Of course securing the money is one thing, investing it appropriately is another. VIA's approach to the latter is also unique - rather than acting as 'micro-VCs' they place a priority on securing shares in field projects, not companies. That means they are a mini version of the World Bank - they are trying to increase the amount of project finance available to entrepreneurs. They invest this way due to the belief that long term cheap debt is what will ultimately unlock this market. "Equity is just the oil that lubricates the engine. What we really need is gas in the tank - "venture debt" to provide project finance and long term scale," says Stewart.

While finance is the name of the game VIA also takes on a number of technical assistance projects to help jumpstart the industry while paying the bills. Much of that work is based on Stewarts decades of expertise in the field. Perhaps the most exciting is a campaign to map all offgrid households in the world, so the industry can better map and plan how it's going to reach everyone. That work has found village locations from existing data is badly misleading. "It will help if we can see where the people live that we're all trying to help," says Stewart.

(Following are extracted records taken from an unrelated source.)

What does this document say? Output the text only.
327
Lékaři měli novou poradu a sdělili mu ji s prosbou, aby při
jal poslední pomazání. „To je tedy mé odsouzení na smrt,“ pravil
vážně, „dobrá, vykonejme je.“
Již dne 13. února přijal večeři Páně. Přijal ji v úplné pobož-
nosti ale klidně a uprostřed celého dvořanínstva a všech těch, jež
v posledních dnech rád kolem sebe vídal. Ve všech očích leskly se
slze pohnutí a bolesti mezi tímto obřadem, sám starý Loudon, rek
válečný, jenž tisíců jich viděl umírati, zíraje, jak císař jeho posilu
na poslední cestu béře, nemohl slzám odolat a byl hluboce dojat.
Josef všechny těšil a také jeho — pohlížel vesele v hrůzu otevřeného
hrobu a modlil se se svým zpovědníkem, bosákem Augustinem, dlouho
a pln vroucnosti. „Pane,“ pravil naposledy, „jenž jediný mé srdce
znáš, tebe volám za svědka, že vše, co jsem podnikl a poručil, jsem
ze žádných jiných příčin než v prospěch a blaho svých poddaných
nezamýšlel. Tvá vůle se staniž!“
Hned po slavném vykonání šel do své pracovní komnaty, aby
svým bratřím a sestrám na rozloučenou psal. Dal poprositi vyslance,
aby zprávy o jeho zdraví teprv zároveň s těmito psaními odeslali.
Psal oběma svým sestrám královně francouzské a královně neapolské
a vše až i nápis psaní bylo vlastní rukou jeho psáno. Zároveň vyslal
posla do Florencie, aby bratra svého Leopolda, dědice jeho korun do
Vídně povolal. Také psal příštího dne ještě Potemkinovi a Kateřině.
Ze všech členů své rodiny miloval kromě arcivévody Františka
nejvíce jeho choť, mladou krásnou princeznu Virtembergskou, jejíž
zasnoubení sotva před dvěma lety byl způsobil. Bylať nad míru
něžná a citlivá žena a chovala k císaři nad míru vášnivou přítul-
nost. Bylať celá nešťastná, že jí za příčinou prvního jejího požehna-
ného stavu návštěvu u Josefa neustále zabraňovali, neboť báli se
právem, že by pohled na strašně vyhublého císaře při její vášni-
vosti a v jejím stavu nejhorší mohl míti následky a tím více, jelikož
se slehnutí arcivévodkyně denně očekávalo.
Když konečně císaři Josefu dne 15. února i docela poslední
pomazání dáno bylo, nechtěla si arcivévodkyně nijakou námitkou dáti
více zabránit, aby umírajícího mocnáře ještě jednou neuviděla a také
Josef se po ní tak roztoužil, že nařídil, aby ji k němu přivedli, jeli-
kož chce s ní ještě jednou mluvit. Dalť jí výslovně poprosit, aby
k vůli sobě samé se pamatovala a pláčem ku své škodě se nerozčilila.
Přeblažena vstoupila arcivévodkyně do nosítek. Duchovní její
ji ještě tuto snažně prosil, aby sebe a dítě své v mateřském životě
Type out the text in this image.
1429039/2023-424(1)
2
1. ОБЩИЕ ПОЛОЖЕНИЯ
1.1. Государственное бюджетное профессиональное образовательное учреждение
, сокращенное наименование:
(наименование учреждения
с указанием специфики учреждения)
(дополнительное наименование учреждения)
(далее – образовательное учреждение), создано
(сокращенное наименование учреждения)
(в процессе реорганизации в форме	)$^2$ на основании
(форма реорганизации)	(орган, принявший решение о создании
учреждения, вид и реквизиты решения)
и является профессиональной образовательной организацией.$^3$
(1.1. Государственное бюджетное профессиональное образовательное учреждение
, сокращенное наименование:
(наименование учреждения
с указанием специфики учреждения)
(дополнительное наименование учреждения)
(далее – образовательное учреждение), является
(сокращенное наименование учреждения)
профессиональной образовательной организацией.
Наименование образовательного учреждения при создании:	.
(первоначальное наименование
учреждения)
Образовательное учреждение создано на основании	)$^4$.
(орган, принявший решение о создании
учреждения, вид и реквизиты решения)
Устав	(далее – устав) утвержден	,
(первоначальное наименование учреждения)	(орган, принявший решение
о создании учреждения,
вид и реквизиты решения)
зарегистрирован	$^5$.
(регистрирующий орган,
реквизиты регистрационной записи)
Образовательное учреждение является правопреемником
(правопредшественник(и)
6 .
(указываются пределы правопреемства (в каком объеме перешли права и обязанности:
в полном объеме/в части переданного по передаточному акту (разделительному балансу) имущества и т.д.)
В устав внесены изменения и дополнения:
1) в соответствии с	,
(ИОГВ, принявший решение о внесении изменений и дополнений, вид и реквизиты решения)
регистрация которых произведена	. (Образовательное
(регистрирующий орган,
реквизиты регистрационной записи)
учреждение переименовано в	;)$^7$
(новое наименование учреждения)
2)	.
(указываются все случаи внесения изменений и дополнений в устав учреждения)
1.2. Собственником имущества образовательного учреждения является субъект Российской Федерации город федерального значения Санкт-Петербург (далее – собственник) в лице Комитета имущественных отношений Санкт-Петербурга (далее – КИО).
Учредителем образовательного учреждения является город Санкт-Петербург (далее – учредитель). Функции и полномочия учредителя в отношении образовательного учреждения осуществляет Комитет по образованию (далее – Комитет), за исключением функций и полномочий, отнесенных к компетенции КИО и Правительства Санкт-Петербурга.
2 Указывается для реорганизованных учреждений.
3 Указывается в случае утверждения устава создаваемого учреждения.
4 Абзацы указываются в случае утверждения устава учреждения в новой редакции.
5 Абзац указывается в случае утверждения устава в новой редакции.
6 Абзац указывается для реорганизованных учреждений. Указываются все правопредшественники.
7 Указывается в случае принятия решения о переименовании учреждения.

While they have yet to unlock finance from the multi-laterals VIA believes their studies and tools will help mobilize investment from these institutions in the next 1-2 years. But this market, and the billion plus people living in the dark today, simply can't wait. That means we need finance to fill this gap by forging ahead and investing in projects immediately. Which is exactly why VIA was formed and they have a message for you: Calling all angels - it's time to put your money to work.